Tuesday, July 10, 2012

"A man's dying is more his survivor's affair than his own." Thomas Mann



Not an author to shy away from difficult subjects, Gregg Hurwitz's latest thriller has heroism and suicide colliding in a revenge filled novel centered on the love of two men, for their families.

Nate Overbay is afflicted with Lou Gehrig's disease. He's been told that he has about six months of good health before his body begins breaking down. Feeling despondent, he goes to a downtown L.A. building to commit suicide.

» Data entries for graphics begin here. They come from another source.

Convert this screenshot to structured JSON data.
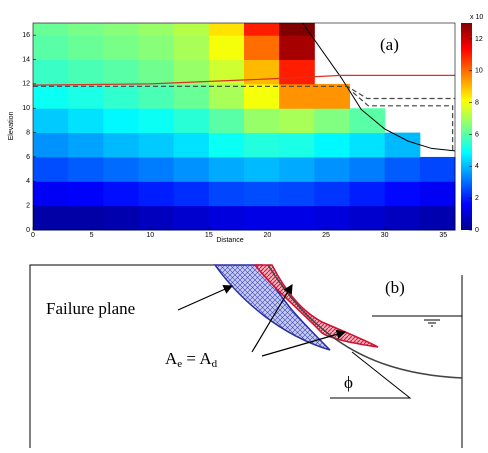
{
  "chart_data": {
    "type": "heatmap",
    "panel_label": "(a)",
    "xlabel": "Distance",
    "ylabel": "Elevation",
    "xlim": [
      0,
      36
    ],
    "xticks": [
      0,
      5,
      10,
      15,
      20,
      25,
      30,
      35
    ],
    "ylim": [
      0,
      17
    ],
    "yticks": [
      0,
      2,
      4,
      6,
      8,
      10,
      12,
      14,
      16
    ],
    "x_bins": [
      0,
      3,
      6,
      9,
      12,
      15,
      18,
      21,
      24,
      27,
      30,
      33,
      36
    ],
    "y_bins": [
      0,
      2,
      4,
      6,
      8,
      10,
      12,
      14,
      16,
      17
    ],
    "values": [
      [
        0.5,
        0.5,
        0.6,
        0.8,
        1,
        1.2,
        1.3,
        1.3,
        1.2,
        1,
        0.8,
        0.6
      ],
      [
        1.5,
        1.6,
        1.8,
        2,
        2.2,
        2.5,
        2.6,
        2.5,
        2.3,
        2,
        1.7,
        1.5
      ],
      [
        2.6,
        2.8,
        3,
        3.2,
        3.5,
        3.8,
        4,
        3.8,
        3.5,
        3.2,
        2.8,
        2.5
      ],
      [
        3.5,
        3.7,
        4,
        4.2,
        4.5,
        5,
        5.3,
        5.2,
        4.8,
        4.5,
        4,
        null
      ],
      [
        4.2,
        4.5,
        4.8,
        5,
        5.4,
        6,
        6.8,
        7,
        6.5,
        6,
        null,
        null
      ],
      [
        5,
        5.2,
        5.5,
        5.8,
        6.2,
        7,
        8,
        9.5,
        9.5,
        null,
        null,
        null
      ],
      [
        5.6,
        5.8,
        6,
        6.3,
        6.8,
        7.5,
        9,
        11,
        null,
        null,
        null,
        null
      ],
      [
        6,
        6.2,
        6.4,
        6.6,
        7,
        8,
        10,
        12.5,
        null,
        null,
        null,
        null
      ],
      [
        6.2,
        6.4,
        6.6,
        6.8,
        7.2,
        8.5,
        11,
        13,
        null,
        null,
        null,
        null
      ]
    ],
    "colorbar_label": "x 10",
    "clim": [
      0,
      13
    ],
    "colorbar_ticks": [
      0,
      2,
      4,
      6,
      8,
      10,
      12
    ],
    "series": [
      {
        "color": "#000000",
        "x": [
          23,
          26.3,
          28,
          30,
          32,
          34,
          36
        ],
        "y": [
          17,
          12.5,
          9.9,
          8.3,
          7.3,
          6.7,
          6.5
        ]
      },
      {
        "color": "#e03020",
        "x": [
          0,
          10,
          20,
          26.3,
          36
        ],
        "y": [
          11.9,
          12,
          12.4,
          12.7,
          12.7
        ]
      },
      {
        "color": "#444444",
        "x": [
          0,
          26.8,
          28.5,
          36
        ],
        "y": [
          11.8,
          11.8,
          10.8,
          10.8
        ]
      },
      {
        "color": "#444444",
        "x": [
          27.3,
          28.6,
          35.8,
          35.8
        ],
        "y": [
          11.3,
          10.2,
          10.2,
          6.5
        ]
      }
    ]
  },
  "diagram": {
    "panel_label": "(b)",
    "failure_label": "Failure plane",
    "phi": "ϕ",
    "equality": {
      "a1": "A",
      "s1": "e",
      "mid": " = A",
      "s2": "d"
    }
  }
}
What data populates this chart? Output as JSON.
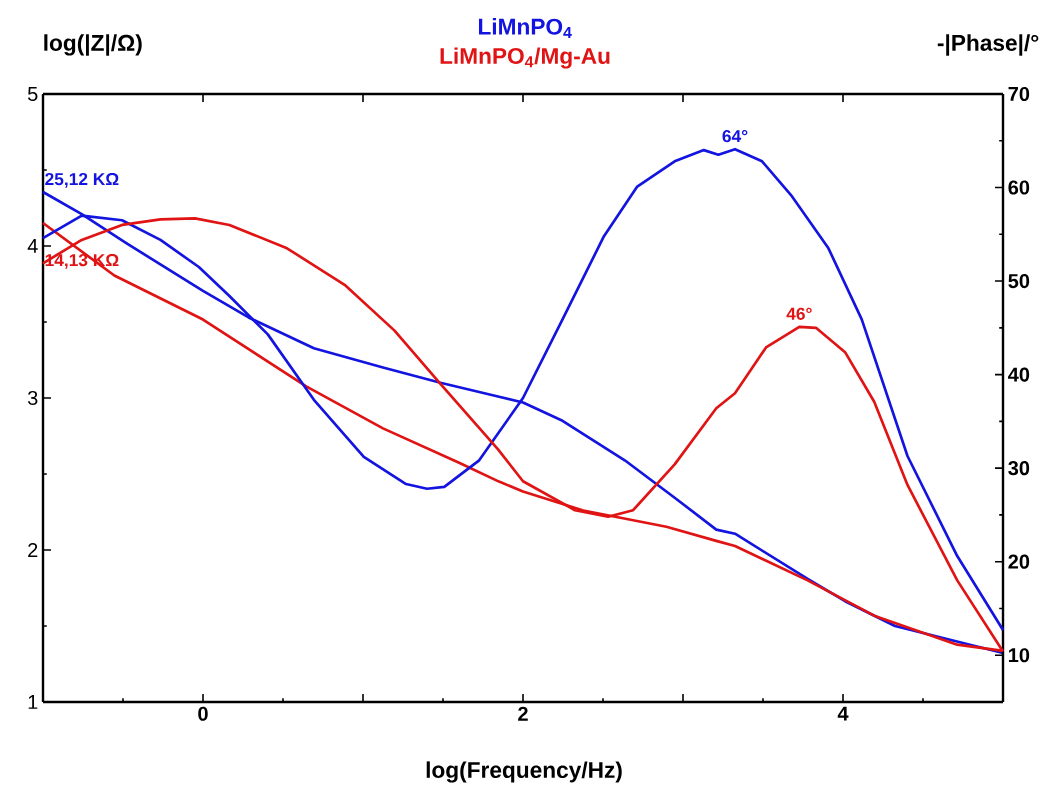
{
  "chart_data": {
    "type": "line",
    "xlabel": "log(Frequency/Hz)",
    "ylabel": "log(|Z|/Ω)",
    "y2label": "-|Phase|/°",
    "xlim": [
      -1,
      5
    ],
    "xticks": [
      {
        "value": -1,
        "label": null
      },
      0,
      {
        "value": 1,
        "label": null
      },
      2,
      {
        "value": 3,
        "label": null
      },
      4,
      {
        "value": 5,
        "label": null
      }
    ],
    "ylim": [
      1,
      5
    ],
    "yticks": [
      1,
      2,
      3,
      4,
      5
    ],
    "y2lim": [
      5,
      70
    ],
    "y2ticks": [
      10,
      20,
      30,
      40,
      50,
      60,
      70
    ],
    "series": [
      {
        "name": "LiMnPO$_{4}$",
        "color": "#1414e0",
        "x": [
          -1,
          -0.758,
          -0.482,
          0,
          0.285,
          0.693,
          1.125,
          1.484,
          1.844,
          2,
          2.247,
          2.636,
          2.948,
          3.208,
          3.325,
          3.779,
          4.013,
          4.325,
          4.714,
          5
        ],
        "values": [
          4.355,
          4.209,
          4.02,
          3.705,
          3.53,
          3.327,
          3.2,
          3.1,
          3.01,
          2.97,
          2.85,
          2.59,
          2.344,
          2.134,
          2.107,
          1.81,
          1.663,
          1.5,
          null,
          1.322
        ]
      },
      {
        "name": "LiMnPO$_{4}$/Mg-Au",
        "color": "#e01414",
        "x": [
          -1,
          -0.554,
          0,
          0.645,
          1.125,
          1.604,
          1.85,
          2,
          2.377,
          2.896,
          3.208,
          3.325,
          3.779,
          4.195,
          4.714,
          5
        ],
        "values": [
          4.151,
          3.806,
          3.516,
          3.076,
          2.8,
          2.572,
          2.45,
          2.385,
          2.26,
          2.153,
          2.06,
          2.026,
          1.8,
          1.568,
          1.377,
          1.336
        ]
      },
      {
        "color": "#1414e0",
        "axis": "y2",
        "x": [
          -1,
          -0.758,
          -0.506,
          -0.266,
          -0.026,
          0.165,
          0.405,
          0.693,
          1.005,
          1.269,
          1.4,
          1.508,
          1.724,
          2,
          2.247,
          2.506,
          2.714,
          2.948,
          3.13,
          3.221,
          3.325,
          3.494,
          3.675,
          3.909,
          4.117,
          4.403,
          4.714,
          5
        ],
        "values": [
          54.6,
          57.0,
          56.5,
          54.4,
          51.5,
          48.4,
          44.3,
          37.3,
          31.2,
          28.3,
          27.8,
          28.0,
          30.8,
          37.5,
          45.9,
          54.8,
          60.1,
          62.8,
          64.0,
          63.5,
          64.1,
          62.8,
          59.2,
          53.5,
          45.9,
          31.3,
          20.6,
          12.7
        ]
      },
      {
        "color": "#e01414",
        "axis": "y2",
        "x": [
          -1,
          -0.758,
          -0.506,
          -0.266,
          -0.05,
          0.165,
          0.525,
          0.885,
          1.197,
          1.484,
          1.844,
          2,
          2.325,
          2.532,
          2.688,
          2.948,
          3.208,
          3.325,
          3.519,
          3.727,
          3.831,
          4.013,
          4.195,
          4.403,
          4.714,
          5
        ],
        "values": [
          51.9,
          54.4,
          56.0,
          56.6,
          56.7,
          56.0,
          53.5,
          49.6,
          44.7,
          39.0,
          32.0,
          28.6,
          25.5,
          24.8,
          25.5,
          30.4,
          36.4,
          38.0,
          42.9,
          45.1,
          45.0,
          42.4,
          37.1,
          28.2,
          18.0,
          10.4
        ]
      }
    ],
    "annotations": [
      {
        "text": "25,12 KΩ",
        "x": -1,
        "y": 4.355
      },
      {
        "text": "14,13 KΩ",
        "x": -1,
        "y": 4.151
      },
      "64°",
      "46°"
    ],
    "grid": false,
    "marker": "none",
    "line_style": "solid"
  }
}
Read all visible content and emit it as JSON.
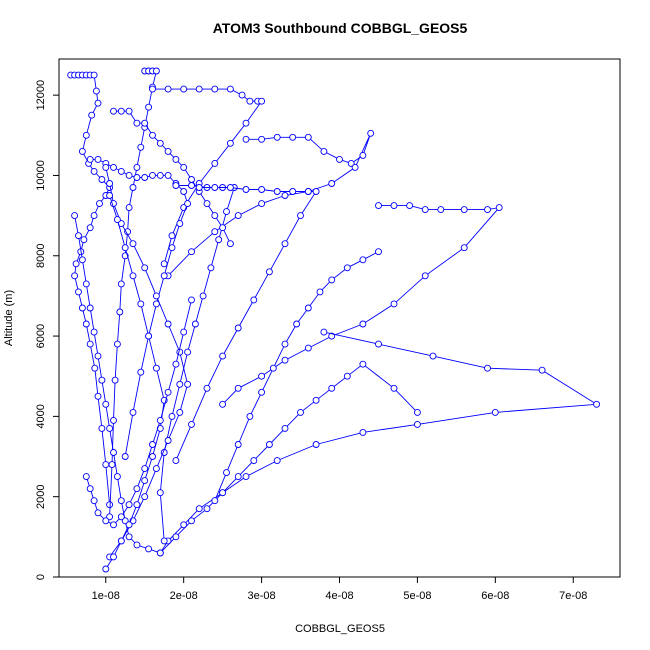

The building is occupied by a bank and Nate sees a robbery taking place. The robbers are in a frenzy and shoot anyone not instantly obeying them. Nate is a type person who likes to help others and he spots a gun on the floor. He sneaks into the bank and not caring if he's shot or not, begins shooting the robbers. He kills all but one. Before the last survivor runs from the bank, he tells Nate that "He will make you pay in ways you can't imagine."

Nate becomes an overnight hero. He has one wound and after he's treated at the hospital and returns home, the man who escaped and three others are waiting for him.  The leader of this group is named Pavlo, he and his men are Ukrainians. Now that their plot to get into bank's safety deposits was ruined by Nate, unless he does what they say, it's Nate's daughter who will suffer. Nate is ordered to go back to the bank and retrieve something from the safety deposit box of a man named Danny Urban.

Nate wouldn't care what they did to him but can't allow his daughter to be harmed. He has to figure a way to get into the bank's safety deposit boxes, find what these killers want and stop them in a manner that will still save his daughter from harm.

Hurwitz brings out Nate's plight with such clarity it is as if we're part of the action. How can Nate do this when he only has a short time to live and his body is already starting to fail him with the early signs of ALS.

The Ukrainian leader has his own set of laws and revenge and torture are two of his guiding principles.

With Nate's terminal illness, the novel is packed with the meaning of life as we watch Nate trying to accomplish so much with his days of having his body respond become shorter and shorter.

Yes, the story is a thriller but it also conveys strong messages to the reader, told by a number of well described and memorable characters.